David Brinkley, Maryland’s secretary of budget and management, was asked whether he had developed a list of possible spending cuts. He said he’d have to brief the staffs of the comptroller and State Treasurer Nancy Kopp, and consult with Hogan.
Then, Brinkley said, after looking at the numbers presented to the board in Thursday’s meeting, “We can move forward on putting some options on the table.”

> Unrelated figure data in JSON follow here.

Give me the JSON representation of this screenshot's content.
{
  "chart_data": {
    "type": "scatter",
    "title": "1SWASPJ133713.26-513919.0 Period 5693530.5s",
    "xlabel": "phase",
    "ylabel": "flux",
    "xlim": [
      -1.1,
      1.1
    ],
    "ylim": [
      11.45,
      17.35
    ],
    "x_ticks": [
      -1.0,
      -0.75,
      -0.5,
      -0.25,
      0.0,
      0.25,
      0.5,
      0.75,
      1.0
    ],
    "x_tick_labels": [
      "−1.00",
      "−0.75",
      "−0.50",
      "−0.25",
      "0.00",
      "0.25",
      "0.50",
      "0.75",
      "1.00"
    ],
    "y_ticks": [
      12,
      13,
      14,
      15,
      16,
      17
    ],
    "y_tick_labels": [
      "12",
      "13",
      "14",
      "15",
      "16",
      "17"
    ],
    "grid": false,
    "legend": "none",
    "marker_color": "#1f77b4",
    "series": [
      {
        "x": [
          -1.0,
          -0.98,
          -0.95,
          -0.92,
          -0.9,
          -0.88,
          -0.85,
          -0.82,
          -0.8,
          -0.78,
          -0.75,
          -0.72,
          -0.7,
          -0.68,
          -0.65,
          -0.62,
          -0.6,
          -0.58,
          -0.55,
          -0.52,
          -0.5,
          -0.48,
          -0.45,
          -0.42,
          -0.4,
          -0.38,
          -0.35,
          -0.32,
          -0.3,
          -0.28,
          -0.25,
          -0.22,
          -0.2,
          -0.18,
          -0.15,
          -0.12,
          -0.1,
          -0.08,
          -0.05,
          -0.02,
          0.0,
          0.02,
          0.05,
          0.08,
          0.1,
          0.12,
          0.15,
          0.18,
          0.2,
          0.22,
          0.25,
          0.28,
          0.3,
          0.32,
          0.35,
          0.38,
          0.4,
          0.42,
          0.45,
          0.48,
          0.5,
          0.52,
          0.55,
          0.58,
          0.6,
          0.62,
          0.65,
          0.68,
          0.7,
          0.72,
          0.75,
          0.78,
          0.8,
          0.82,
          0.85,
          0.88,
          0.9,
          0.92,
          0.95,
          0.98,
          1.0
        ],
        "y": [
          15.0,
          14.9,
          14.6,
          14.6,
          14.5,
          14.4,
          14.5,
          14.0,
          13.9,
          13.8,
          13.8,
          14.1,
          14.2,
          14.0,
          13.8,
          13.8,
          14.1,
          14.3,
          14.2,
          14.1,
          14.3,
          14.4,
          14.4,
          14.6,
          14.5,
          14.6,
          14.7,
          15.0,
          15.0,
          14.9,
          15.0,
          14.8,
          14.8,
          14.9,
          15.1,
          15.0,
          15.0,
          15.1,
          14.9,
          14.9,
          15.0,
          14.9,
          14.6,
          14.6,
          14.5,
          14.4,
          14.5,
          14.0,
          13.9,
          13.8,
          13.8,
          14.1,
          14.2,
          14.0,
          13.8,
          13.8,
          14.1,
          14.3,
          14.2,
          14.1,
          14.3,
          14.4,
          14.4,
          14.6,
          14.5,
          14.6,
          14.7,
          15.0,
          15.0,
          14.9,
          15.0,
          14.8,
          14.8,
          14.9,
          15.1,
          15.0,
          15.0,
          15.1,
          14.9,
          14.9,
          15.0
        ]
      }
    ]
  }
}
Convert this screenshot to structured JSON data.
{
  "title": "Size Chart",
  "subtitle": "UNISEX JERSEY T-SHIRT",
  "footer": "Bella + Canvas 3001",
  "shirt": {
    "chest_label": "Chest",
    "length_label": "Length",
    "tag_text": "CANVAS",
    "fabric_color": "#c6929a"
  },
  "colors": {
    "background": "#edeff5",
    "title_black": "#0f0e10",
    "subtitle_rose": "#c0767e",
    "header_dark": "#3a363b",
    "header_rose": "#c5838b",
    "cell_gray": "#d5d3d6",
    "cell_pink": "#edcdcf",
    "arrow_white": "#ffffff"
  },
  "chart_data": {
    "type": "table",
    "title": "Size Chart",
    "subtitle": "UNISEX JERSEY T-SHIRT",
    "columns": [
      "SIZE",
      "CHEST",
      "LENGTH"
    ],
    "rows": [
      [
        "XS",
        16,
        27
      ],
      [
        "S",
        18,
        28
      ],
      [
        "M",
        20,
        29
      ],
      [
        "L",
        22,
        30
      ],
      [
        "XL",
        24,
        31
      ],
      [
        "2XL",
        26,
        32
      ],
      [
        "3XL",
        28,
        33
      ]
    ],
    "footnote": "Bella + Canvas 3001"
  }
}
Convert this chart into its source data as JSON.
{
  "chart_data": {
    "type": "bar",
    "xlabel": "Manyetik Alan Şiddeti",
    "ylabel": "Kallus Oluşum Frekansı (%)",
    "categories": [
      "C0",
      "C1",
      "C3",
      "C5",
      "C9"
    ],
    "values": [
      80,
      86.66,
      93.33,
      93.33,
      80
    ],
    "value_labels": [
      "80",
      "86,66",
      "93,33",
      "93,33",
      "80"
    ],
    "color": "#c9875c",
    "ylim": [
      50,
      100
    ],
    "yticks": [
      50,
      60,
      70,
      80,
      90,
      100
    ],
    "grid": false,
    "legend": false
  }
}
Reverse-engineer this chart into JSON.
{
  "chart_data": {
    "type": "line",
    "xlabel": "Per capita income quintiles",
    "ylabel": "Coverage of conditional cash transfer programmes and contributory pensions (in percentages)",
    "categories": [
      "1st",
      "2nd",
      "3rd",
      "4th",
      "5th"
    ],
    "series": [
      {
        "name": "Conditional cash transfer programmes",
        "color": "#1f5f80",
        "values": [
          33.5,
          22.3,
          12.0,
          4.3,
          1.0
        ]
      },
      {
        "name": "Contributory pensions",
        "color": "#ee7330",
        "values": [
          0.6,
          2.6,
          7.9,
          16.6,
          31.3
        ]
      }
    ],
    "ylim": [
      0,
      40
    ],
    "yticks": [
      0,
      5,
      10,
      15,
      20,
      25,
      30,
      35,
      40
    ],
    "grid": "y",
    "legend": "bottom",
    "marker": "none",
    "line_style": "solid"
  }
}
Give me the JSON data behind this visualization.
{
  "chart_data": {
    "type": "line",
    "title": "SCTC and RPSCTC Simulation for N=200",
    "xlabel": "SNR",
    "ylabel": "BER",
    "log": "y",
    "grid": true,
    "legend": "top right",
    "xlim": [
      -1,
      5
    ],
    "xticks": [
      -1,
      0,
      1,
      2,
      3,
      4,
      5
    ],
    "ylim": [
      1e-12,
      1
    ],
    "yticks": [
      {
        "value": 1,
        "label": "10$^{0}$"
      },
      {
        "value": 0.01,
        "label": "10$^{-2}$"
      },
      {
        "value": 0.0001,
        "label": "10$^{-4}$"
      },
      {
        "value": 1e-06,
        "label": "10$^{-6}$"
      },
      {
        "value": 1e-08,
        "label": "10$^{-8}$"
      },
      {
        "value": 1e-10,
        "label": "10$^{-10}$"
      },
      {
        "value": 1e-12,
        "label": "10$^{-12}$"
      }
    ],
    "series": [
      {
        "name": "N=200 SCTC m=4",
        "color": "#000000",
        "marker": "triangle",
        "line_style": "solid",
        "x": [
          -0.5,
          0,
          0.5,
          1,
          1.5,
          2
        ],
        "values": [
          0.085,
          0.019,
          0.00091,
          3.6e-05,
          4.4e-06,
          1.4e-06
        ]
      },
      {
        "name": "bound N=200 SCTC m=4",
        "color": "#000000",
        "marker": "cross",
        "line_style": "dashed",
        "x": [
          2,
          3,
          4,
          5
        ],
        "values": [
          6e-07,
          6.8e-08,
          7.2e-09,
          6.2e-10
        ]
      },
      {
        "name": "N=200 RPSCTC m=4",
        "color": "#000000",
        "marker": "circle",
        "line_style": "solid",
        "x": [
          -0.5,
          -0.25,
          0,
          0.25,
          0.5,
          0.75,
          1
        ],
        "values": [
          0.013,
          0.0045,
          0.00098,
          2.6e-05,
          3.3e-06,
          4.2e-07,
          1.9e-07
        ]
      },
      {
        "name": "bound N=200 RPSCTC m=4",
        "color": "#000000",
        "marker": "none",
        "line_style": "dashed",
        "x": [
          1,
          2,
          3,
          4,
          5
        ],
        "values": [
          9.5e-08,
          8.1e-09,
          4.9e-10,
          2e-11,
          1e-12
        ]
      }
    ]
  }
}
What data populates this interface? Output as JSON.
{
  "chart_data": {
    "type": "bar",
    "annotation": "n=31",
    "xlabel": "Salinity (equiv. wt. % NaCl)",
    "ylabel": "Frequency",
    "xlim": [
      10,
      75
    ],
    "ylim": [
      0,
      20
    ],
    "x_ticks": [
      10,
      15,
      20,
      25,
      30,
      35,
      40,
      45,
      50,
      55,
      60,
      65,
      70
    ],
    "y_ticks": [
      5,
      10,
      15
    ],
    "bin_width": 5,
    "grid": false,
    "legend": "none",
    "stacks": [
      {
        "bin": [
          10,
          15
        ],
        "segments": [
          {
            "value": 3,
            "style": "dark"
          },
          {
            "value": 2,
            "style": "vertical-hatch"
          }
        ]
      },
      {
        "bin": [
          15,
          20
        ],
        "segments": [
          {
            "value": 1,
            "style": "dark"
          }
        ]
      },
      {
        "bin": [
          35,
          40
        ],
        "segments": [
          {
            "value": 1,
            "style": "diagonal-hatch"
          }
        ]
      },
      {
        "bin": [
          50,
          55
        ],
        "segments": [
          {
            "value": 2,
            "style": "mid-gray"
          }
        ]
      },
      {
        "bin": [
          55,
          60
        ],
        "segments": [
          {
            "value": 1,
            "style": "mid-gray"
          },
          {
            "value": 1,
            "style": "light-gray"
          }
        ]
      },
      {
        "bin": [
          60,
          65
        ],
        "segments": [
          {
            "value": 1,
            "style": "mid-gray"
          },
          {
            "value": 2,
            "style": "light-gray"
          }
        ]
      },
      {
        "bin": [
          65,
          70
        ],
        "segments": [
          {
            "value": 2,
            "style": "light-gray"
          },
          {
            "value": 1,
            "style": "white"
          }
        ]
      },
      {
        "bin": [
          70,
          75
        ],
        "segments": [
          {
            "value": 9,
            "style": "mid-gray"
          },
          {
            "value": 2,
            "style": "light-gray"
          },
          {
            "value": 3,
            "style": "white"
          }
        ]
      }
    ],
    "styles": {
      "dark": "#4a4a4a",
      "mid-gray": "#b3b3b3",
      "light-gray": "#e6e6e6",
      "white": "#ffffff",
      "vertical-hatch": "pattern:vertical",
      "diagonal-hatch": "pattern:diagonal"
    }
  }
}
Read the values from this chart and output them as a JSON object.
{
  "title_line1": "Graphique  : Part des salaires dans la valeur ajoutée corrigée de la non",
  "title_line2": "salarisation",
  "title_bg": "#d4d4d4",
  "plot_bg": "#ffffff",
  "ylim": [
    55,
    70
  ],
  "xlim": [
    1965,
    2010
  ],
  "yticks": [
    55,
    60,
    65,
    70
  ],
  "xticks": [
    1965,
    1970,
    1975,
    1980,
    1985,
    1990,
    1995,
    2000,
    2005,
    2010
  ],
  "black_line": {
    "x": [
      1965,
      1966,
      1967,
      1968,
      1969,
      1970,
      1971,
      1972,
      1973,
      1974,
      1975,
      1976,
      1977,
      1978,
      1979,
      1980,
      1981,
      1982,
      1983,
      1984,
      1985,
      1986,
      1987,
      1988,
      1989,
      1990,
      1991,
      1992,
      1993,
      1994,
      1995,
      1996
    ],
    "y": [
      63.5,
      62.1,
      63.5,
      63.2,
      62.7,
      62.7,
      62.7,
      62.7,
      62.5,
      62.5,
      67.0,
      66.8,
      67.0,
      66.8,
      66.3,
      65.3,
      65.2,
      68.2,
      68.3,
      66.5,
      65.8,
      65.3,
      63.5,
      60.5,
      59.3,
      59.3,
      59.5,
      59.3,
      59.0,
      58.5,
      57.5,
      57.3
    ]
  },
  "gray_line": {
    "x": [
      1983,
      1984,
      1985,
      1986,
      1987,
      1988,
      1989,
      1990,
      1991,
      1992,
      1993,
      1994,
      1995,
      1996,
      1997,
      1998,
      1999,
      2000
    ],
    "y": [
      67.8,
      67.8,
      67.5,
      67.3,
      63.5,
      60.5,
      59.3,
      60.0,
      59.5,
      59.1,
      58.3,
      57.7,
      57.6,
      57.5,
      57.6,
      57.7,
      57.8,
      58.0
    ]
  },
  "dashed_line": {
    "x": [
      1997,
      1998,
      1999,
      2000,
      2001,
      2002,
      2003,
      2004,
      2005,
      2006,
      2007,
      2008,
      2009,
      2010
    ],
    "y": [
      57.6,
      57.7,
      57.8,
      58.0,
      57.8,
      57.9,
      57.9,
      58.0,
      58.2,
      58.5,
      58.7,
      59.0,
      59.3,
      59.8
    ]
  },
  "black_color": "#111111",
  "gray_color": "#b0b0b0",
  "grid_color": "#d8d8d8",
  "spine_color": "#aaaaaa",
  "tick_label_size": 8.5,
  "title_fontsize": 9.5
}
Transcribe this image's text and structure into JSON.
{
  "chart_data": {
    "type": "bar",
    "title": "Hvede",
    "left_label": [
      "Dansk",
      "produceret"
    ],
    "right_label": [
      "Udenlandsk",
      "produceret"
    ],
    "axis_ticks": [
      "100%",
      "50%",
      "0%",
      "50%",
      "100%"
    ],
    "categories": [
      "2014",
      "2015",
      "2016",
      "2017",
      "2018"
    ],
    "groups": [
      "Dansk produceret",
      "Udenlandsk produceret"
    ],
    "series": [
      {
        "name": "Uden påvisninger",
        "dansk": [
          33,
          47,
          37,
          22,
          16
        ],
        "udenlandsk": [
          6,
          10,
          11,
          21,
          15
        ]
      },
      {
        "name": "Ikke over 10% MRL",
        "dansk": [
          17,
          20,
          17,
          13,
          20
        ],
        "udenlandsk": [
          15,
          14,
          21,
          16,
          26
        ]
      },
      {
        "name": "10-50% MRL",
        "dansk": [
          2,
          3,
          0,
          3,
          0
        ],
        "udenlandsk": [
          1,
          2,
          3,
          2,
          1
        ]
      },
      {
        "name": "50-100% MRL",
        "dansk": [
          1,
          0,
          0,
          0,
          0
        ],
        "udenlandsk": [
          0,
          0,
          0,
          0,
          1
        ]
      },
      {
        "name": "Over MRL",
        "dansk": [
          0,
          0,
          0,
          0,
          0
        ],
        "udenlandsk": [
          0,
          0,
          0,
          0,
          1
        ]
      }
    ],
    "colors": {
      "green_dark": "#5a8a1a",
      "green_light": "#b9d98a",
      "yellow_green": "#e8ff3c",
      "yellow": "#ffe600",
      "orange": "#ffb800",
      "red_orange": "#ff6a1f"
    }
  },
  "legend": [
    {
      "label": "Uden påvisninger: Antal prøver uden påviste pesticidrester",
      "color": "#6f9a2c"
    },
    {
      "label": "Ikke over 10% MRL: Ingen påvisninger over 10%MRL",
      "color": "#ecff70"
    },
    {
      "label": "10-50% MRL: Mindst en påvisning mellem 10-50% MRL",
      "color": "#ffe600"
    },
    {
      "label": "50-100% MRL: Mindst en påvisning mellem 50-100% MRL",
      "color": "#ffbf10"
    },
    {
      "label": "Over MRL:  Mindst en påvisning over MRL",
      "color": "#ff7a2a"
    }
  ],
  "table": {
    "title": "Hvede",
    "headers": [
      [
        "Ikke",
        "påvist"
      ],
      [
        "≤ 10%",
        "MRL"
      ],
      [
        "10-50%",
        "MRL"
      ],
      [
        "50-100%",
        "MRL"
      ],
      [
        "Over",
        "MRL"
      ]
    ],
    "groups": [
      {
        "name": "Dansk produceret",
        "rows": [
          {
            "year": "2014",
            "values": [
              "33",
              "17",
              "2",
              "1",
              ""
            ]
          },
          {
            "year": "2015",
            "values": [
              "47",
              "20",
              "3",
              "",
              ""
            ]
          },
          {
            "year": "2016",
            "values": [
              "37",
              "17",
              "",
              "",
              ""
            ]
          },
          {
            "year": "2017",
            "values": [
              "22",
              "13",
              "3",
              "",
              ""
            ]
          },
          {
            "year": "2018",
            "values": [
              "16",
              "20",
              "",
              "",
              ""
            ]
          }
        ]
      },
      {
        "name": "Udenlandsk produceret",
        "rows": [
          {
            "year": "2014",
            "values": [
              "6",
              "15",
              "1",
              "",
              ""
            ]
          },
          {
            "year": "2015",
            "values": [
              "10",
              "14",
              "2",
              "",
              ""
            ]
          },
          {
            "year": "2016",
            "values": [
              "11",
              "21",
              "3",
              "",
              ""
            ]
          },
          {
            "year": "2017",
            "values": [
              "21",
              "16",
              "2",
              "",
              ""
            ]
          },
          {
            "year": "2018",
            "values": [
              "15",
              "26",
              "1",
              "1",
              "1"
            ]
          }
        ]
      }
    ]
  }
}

Kopp, who along with Franchot and Brinkley sits on the Board of Revenue Estimates, said she hoped state-worker layoffs wouldn’t be necessary.
“We’re very fortunate,” Kopp said, “we have reserves. We have some options.”
She added, “We have to examine all of those options, but I would hate to see us add to the problem rather than solve it.”
Franchot said he disagreed with Kopp on possible layoffs: “No, I think the jury’s out on that. I do not agree that anything is going to be off the table as far as fiscal preparation for the aftermath of the coronavirus.”